两人深知孙子兵法的精华所在——三十六计,走为上计。二人从小只见过乖巧可爱,偶尔闹闹脾气撒撒娇的宠物狗,哪里见过这般阵仗,自是不敢逞一时英雄,反误了卿卿性命。左转右转,绕过一个个分岔路口,终于与大黑狗一拍两散。
喘了口气,两人不约而同地开始绕了个远路。方才的尴尬还没那么快消失,梅鹤峦咳咳嗓子,继续补充道:“去姑姑道观的时候,刚好在黄婆婆后面排着,听见她许愿姐姐的中风可以痊愈。”
“莫非你就是传说中的哆啦A梦?”景昭双手合十,装成一本正经的样子打趣对方:“我们救苦救难的神仙降于人世救死扶伤……”
梅鹤峦偏着头看了他一眼,眉眼带笑,摇了摇头。刚才奔跑的时候,不知是哪颗树上的叶子飘落,飞到了景昭头上,现如今依旧稳固扎根,不曾掉落。梅鹤峦不经意地摸了摸梅鹤峦的头发,而后帮忙摘掉了那颗叶子。
路上,梅鹤峦为景昭介绍了冯婆婆的情况。
冯婆婆已届耳顺之年,丈夫早年去世,一直只和大姑姐卫婆婆一起生活。卫婆婆比她大三岁,偶然一天跌倒后就中风了,虽说语言系统没啥问题,但是下肢无力,平日靠轮椅行步。
卫婆婆自尊心强,中风后行动不便,常心生惭愧,上次趁冯婆婆不在家,偷偷自尽,还好被邻居妹子及时发现。冯婆婆无可奈何,遂去观里求签,与梅鹤峦意外相识。
第22章 22 抑情忍欲
一番望闻问切后,梅鹤峦从挎包里掏出一卷螺青色针灸包,放在床边的木桌上。一排排长短不一的银针摊开来,染上黄昏的颜色,闪着细碎的光。
他修长的手指捻起九枚细若牛芒的银针,极轻极快地刺入卫婆婆内关、委中、三阴交、尺泽、极泉、水沟中经络的六处主穴,剩下的则插入随症配穴。
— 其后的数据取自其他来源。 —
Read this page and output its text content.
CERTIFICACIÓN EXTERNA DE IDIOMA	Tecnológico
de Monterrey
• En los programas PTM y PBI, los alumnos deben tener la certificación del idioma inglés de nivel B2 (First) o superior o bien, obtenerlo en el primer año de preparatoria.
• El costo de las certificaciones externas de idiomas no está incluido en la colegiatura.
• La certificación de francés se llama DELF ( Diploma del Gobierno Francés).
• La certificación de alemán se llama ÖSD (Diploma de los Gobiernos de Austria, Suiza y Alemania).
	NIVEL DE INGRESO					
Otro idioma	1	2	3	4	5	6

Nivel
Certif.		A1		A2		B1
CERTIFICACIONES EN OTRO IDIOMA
冯婆婆跟景昭坐在一块,指着梅鹤峦的手叹道:“小梅都不需要盯一会儿,琢磨下穴位。这手跟长了眼睛一样,嗖嗖地,你看多快啊!”
景昭跟着点点头,这才没一会儿功夫。卫婆婆的中经络与中脏腑等穴位几近处处是针,搞得他都有些晕针了。他挪开眼睛,视线却落在针灸包上。他走过去,仔细观察摩挲:“缝的是鹤啊。”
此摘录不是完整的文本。